ПИРУШКА[1]
(27)
Пьяной горечью Фалерна
Чашу мне наполни, мальчик!
Так Постумия велела,
Председательница оргий.
Вы же, воды, прочь теките
И струей, вину враждебной,
Строгих постников поите:
Чистый нам любезен Бахус.
Перев. А. Пушкин
ВЕСНА[2]
(46)
Дышит вешним теплом, отходит холод,
Равноденствия бедственные грозы
Дуновенью Зефира уступили.
Разлучайся же, Фригия, с Катуллом,
И вы, пажити солнечной Никеи, -
Душу странника дрожью преддорожной
Пробирает и ноги как на крыльях:
В грады славные Азии лечу я.
О содружества милые, прощайте!
Издалёка отплыли мы совместно,
Но невесть как на родину вернетесь.
Перев. Я. Голосовкер
КОРАБЛЬ
(4)
Корабль, который здесь вы, гости, видите,
Хоть мал, а говорит, что был он всех быстрей,
Что ни одна громадина пловучая
Ни разу не могла опередить его,
На веслах ли несясь, под парусами ли;
Что это подтвердит и Адриатики
Бурливый брег, и острова Кикладские,
И Родос благородный с дикой Фракией,
И Пропонтида, и лука Понтийская,
Где - нынешний корабль - стоял он некогда
Косматым лесом. На киторском темени
Широко он шумел листвой глаголющей.
Понтийская Амастра, щедрый буками
Китор, всё это знали вы и знаете,
Так говорит корабль. С времен запамятных
Он возвышался у тебя на маковке,
В твоем он море весла в первый раз смочил
И через столько бурь с их злобой тщетною
Хозяина доправил, слева, справа ли
Юпитер кликал ветры иль, содействуя,
Дул с двух сторон и ходу прибавлял ему.
Обетов никаких береговым богам
Он не принес ни разу до прибытия
Морями всеми к озеру прозрачному.
Так было. А теперь он тихо старится
В укрытии, вам, братья, посвятив себя,
Двойничный Кастор и двойничный Кастора.
Перев. С. Шервинский
ГОРОДОК[3]
(17)
Городок мой! Желаешь ты на мосту веселиться.
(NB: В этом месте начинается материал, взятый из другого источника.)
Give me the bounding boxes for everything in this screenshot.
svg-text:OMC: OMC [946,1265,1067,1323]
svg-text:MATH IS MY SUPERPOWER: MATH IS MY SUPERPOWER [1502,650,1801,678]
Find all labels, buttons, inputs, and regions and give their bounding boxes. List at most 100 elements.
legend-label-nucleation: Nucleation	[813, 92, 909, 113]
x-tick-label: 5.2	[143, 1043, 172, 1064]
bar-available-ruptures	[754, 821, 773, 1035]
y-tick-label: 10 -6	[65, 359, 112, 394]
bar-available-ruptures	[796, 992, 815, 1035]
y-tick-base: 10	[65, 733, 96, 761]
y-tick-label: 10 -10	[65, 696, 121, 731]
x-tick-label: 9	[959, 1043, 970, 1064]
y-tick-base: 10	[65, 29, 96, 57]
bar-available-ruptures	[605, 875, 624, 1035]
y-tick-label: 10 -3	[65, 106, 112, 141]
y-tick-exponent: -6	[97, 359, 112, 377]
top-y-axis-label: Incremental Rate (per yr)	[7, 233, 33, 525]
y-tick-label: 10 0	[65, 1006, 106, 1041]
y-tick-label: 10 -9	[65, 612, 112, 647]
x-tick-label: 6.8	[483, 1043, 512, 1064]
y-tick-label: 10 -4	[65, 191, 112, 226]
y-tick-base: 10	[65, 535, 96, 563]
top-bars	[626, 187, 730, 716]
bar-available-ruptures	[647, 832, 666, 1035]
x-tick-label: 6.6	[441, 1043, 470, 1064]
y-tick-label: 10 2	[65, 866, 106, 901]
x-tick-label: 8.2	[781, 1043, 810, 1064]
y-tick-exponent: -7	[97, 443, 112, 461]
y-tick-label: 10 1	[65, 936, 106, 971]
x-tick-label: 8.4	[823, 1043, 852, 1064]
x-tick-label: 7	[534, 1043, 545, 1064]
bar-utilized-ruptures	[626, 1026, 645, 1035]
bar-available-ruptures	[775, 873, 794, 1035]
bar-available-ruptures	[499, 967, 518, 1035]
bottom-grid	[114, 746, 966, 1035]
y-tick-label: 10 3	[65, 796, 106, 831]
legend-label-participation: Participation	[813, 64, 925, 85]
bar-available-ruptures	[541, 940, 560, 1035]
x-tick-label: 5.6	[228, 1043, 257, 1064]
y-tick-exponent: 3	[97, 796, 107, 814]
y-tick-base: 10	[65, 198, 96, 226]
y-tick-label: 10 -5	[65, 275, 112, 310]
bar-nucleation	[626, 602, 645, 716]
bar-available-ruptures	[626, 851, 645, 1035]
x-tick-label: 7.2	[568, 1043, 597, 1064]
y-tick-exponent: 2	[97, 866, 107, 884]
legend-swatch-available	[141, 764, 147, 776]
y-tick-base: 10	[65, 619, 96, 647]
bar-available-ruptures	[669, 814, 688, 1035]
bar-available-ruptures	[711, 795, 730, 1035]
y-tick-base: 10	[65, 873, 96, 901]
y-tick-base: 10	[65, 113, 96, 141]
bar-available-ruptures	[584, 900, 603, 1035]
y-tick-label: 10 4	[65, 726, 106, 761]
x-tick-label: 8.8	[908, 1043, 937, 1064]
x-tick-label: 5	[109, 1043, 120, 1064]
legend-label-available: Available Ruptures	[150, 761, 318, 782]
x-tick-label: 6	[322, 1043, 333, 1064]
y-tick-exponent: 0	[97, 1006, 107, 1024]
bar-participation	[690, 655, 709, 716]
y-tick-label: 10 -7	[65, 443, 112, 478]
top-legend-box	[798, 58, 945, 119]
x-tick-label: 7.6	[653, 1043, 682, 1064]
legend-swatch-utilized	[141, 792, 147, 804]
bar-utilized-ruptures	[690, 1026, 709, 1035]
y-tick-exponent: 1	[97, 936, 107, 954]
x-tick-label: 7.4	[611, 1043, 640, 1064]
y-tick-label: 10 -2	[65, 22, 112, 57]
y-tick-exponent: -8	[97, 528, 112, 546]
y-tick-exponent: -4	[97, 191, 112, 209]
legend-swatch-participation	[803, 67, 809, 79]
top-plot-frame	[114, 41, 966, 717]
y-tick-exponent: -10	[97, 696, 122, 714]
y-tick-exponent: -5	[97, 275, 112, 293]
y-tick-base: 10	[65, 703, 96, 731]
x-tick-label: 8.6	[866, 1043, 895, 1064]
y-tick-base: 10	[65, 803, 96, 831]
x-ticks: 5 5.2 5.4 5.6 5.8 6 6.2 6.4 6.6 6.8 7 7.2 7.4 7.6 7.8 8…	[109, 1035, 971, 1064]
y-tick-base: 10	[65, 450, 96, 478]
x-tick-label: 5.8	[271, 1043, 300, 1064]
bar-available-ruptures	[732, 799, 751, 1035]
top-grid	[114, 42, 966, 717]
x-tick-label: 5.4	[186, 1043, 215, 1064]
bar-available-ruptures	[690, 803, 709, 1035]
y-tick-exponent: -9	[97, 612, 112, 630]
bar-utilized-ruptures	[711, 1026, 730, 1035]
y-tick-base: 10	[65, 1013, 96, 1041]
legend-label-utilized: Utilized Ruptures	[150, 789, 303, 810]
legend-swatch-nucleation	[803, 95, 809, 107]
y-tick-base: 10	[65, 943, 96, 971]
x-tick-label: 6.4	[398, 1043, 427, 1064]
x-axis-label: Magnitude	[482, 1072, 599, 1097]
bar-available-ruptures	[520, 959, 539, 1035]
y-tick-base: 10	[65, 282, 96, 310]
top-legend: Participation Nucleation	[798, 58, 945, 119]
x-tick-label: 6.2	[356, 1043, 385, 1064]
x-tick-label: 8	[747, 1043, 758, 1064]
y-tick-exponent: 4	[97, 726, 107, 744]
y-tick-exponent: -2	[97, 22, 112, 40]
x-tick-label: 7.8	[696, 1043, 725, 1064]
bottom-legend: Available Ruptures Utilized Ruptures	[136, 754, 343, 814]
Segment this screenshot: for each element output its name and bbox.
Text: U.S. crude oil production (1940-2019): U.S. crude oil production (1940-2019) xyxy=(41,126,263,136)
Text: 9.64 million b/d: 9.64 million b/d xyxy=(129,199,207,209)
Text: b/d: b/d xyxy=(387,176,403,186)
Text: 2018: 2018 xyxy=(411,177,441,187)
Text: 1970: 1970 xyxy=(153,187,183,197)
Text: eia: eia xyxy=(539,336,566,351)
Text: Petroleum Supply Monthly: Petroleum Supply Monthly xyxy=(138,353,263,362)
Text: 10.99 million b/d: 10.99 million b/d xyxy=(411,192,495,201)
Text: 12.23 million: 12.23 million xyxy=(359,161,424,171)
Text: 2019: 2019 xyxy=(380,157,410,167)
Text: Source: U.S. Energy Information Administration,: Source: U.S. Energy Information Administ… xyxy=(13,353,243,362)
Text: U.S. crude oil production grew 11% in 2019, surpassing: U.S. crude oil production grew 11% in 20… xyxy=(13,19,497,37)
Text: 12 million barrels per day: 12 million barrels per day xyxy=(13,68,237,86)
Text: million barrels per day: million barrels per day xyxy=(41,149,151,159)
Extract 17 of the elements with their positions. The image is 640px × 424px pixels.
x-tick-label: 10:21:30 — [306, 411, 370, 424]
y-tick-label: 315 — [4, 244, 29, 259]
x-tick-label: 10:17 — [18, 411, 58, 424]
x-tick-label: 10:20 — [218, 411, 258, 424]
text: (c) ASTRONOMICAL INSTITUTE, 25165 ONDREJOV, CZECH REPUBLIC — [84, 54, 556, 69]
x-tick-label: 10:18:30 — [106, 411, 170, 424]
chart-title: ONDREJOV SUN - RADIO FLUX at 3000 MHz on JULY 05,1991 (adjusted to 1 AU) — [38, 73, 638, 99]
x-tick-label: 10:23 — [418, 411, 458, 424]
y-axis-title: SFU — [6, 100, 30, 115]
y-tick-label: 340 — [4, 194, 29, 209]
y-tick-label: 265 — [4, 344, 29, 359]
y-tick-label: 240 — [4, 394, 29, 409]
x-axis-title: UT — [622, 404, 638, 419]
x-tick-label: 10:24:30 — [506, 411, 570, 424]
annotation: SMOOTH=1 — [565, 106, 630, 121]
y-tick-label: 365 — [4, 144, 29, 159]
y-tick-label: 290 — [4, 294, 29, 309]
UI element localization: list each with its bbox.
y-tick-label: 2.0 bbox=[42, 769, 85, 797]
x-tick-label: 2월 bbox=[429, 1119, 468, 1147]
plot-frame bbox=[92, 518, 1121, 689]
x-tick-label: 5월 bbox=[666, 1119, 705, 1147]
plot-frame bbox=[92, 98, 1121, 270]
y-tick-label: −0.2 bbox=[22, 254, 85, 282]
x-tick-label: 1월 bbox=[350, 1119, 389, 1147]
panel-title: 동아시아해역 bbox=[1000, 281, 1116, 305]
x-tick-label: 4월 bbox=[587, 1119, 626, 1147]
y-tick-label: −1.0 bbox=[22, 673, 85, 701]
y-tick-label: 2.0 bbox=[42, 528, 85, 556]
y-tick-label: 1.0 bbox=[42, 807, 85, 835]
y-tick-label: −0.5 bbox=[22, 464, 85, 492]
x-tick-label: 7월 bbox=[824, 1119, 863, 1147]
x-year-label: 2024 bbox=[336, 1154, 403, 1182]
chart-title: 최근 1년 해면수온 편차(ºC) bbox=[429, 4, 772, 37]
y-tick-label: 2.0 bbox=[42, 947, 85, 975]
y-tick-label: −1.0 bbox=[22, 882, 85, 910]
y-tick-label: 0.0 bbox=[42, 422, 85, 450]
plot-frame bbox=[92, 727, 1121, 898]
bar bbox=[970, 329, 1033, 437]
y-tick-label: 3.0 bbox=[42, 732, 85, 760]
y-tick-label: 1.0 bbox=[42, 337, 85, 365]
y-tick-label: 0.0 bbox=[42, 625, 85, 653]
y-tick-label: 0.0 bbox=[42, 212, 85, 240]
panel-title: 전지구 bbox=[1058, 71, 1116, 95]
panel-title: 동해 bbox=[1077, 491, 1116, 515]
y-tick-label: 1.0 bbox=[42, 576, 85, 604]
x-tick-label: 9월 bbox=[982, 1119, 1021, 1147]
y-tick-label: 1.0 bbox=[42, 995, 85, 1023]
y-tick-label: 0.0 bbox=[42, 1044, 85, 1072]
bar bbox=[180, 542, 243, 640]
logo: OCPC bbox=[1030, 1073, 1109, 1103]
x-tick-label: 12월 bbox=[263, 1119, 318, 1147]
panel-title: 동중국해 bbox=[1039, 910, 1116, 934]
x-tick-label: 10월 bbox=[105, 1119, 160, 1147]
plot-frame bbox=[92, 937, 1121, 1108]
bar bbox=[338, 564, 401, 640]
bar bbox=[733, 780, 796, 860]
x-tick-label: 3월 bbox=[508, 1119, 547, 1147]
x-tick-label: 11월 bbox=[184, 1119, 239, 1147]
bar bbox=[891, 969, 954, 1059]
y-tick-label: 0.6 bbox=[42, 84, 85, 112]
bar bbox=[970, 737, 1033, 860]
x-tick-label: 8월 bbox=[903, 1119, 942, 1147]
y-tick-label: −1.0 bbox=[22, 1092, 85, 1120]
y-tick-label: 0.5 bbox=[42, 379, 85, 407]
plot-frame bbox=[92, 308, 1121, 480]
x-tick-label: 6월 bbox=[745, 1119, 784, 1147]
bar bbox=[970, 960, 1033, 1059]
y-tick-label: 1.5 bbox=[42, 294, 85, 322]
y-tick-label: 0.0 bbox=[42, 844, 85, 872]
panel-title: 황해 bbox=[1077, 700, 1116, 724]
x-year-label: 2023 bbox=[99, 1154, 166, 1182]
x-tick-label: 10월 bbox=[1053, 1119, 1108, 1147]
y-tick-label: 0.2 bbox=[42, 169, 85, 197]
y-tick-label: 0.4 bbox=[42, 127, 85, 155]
В пляс пуститься готовы все. Одного только трусят -
Плох мостишка. Прогнил настил. Сваи стали трухлявы.
Тут держись! Полетишь стремглав! В топкой грязи увязнешь.
Пусть же крепкий получишь мост, как в мечтах тебе снится!
Лихо пусть по нему стучат ноги в пляске салийской!
А за это позволь и мне всласть потешиться смехом.
Разреши с твоего моста сбросить вниз головою,
Вверх тормашки, как сена куль, землячка дорогого!
В лужу пусть кувырком летит, в топь, вонючую жижу,
Где чернейшей трясины гниль, где пучина болота!
Это - страшный дурак! Умом он глупее ребенка
Двух годков, что уснул, отца убаюканный песней.
Этот увалень взял себе чудо-девочку в жены,
Нежной козочки прелесть в ней, резвость юности первой.
Баловать бы ее, беречь, гроздь сладчайшую сада.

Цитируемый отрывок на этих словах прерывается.